« C’est lui qui m’a poussée à le faire. » Cette phrase, Solène, responsable communication chez Gleeden, l’a entendue des dizaines de fois. Pas dans un soap américain, mais bien dans les témoignages d’utilisatrices de la célèbre plateforme de rencontres extra-conjugales. Derrière cette confession déroutante se cache une tendance de fond, désormais confirmée par les chiffres : le couple libre séduit de plus en plus de Français. Et ce sont parfois les hommes eux-mêmes qui ouvrent la porte… à l’infidélité éthique.
Le couple exclusif : une pression trop forte ?
Selon la dernière enquête Ifop pour Gleeden, 15 % des Français ont déjà été en relation libre au cours de leur vie — un chiffre qui monte à 23 % chez les Parisiens. Plus surprenant encore : dans un couple libre sur cinq, c’est le conjoint qui a proposé cette ouverture.
« Je voyais cette tendance de fond émerger chez nos membres depuis des années, confie Solène. Ce ne sont pas des libertins : ce sont des gens qui aiment leur conjoint, mais qui se rendent compte que le modèle classique ne leur convient plus. »
Fini le mythe du partenaire parfait, à la fois meilleur ami, amant torride et coéquipier parental. Trop de rôles pour une seule personne ? « Parfois, externaliser certains besoins, c’est enlever une énorme pression. Et paradoxalement, quand tu as le droit, tu ne le fais pas toujours. Le transgressif disparaît. »
Une infidélité… assumée et parfois salvatrice
L’étude révèle aussi que 8 % des Français sont actuellement en relation ouverte, un chiffre qui double à Paris (17 %). Et parmi ces couples, plus de la moitié ont vu leur relation s’améliorer depuis l’ouverture.
« Quand les règles sont claires et les attentes posées, on observe que la relation peut même en sortir renforcée. » En effet, 89 % des couples libres se disent satisfaits de leur relation actuelle, et 54 % estiment que l’infidélité convenue augmente leur désir pour leur partenaire officiel.
Les nouvelles règles de l’amour
Si le modèle classique vacille, c’est aussi que de plus en plus de Français veulent reprendre le contrôle sur leur vie affective et sexuelle. Un chiffre emblématique le prouve : 15 % des personnes en couple exclusif accepteraient aujourd’hui d’ouvrir leur relation si leur partenaire le proposait.

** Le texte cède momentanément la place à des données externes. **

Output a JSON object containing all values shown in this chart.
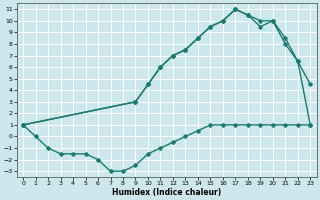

« Ce n’est pas une crise du couple, c’est une mutation », tranche Solène. « Et Gleeden est au cœur de cette transformation, car nous offrons un espace sécurisé à ceux qui choisissent de s’aimer autrement. »
Le couple libre serait-il l’avenir du couple tout court ? Pour Solène, la réponse est claire : « Ce n’est plus une anomalie. C’est une option. Et une option qui fonctionne. »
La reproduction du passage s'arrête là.